Let $ \mathcal{U} $ be a set of keys, and let $ \mathcal{H} $ be a finite collection of hash functions, each mapping $ \mathcal{U} $ to $ \{ 0, 1, \cdots, m - 1 \} $. A set $ \mathcal{H} $ is **universal** if for all $ x, y \in \mathcal{U} $, where $ x \neq y $, the expression $ | \{ h \in \mathcal{H}: h(x) = h(y) \} | = \frac{\mathcal{H}}{m} $ will be relevant. So, the chance of a collision between $ x $ and $ y $ is $ \frac{1}{m} $ for a random chosen $ h $ from $ \mathcal{H} $.

**One-way function**

A one-way function is a function that is easy to compute on every input, but hard to invert given **the image of a random input**. Here, "easy" and "hard" are to be understood in the sense of computational complexity theory, specifically the theory of polynomial time problems.

### Function collision

**Modulo hash function**

The ideal hash function is expected to create one-to-one correspondence for the elements of the input set to the elements of the output set.
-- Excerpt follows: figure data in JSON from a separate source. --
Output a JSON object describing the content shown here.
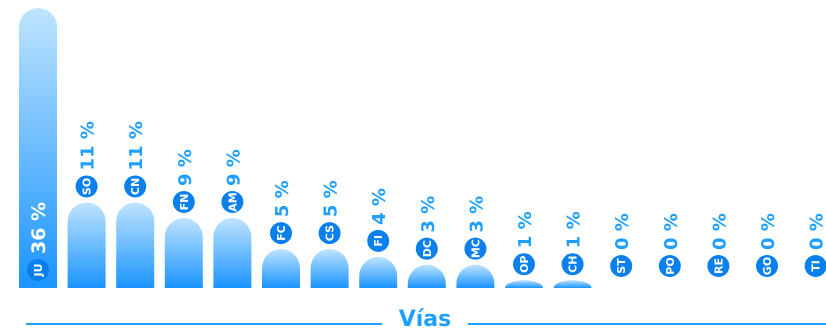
{
  "chart_data": {
    "type": "bar",
    "categories": [
      "JU",
      "SO",
      "CN",
      "FN",
      "AM",
      "FC",
      "CS",
      "FI",
      "DC",
      "MC",
      "OP",
      "CH",
      "ST",
      "PO",
      "RE",
      "GO",
      "TI"
    ],
    "values": [
      36,
      11,
      11,
      9,
      9,
      5,
      5,
      4,
      3,
      3,
      1,
      1,
      0,
      0,
      0,
      0,
      0
    ],
    "value_labels": [
      "36 %",
      "11 %",
      "11 %",
      "9 %",
      "9 %",
      "5 %",
      "5 %",
      "4 %",
      "3 %",
      "3 %",
      "1 %",
      "1 %",
      "0 %",
      "0 %",
      "0 %",
      "0 %",
      "0 %"
    ],
    "xlabel": "Vías",
    "ylim": [
      0,
      36
    ],
    "colors": {
      "bar_top": "#bfe4ff",
      "bar_bottom": "#1a94ff",
      "label": "#1f9fff",
      "badge": "#0a80ee",
      "badge_text": "#ffffff"
    }
  }
}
The **collision** of the hash function is some elements from input set, that map to the same element from th output: $ x, y \in \mathcal{U}, x \neq y \implies \{ h \in \mathcal{H}: h(x) = h(y) \} $.

**Example**


**Given:**

A simple modulo hash function $ h(x) = x \pmod{p} $, where $ p $ is a word base in bits, for instance, **INT_BASE** = 32 bits. The cardinal value of the input set is $ n $: $n = card(\Omega)$

In [1]:
WORD_BASE = 32

**Find:**
- 1) The probability of the function collision;
- 2) Which $ n $ gives the probability of 100%;

**Solution:**

1) The output values range of the function, obviously, is $ [0, p-1] $, which means that all possible elements from output set are mapped to the remainders of their division by $ p $. The task now can be interpreted in the following: find the probability of collision of two random numbers from the subset of $ [0, p-1] $. The total amount of the combinations equals $ p^{n} $ and the amount of sets without collision equals $ \frac{p!}{(p-n)!} $. So the probability of the appearance of not collided pairs equals $ \frac{1}{p^{n}} \cdot \frac{p!}{(p-n)!} $. Obviously, $P_{not collided} + P_{collided} = 1$, which means: $P_{collided} = 1 - \frac{p!}{p^{n} \cdot (p-n)!} $

2) According to the **Dirichlet's drawer principle**: a function $ f: A \to B $ maps exact value from the set at least $ n + 1 $ times, if sets $ A $ and $ B $ are finite and $ |A| > n \cdot |B| $ and $ n \in \mathbb{N} $.

In [2]:
mod_hash = lambda message: message % WORD_BASE

Test cases

In [3]:
assert mod_hash(0) == 0
assert mod_hash(68) == 4
assert mod_hash(111) == 15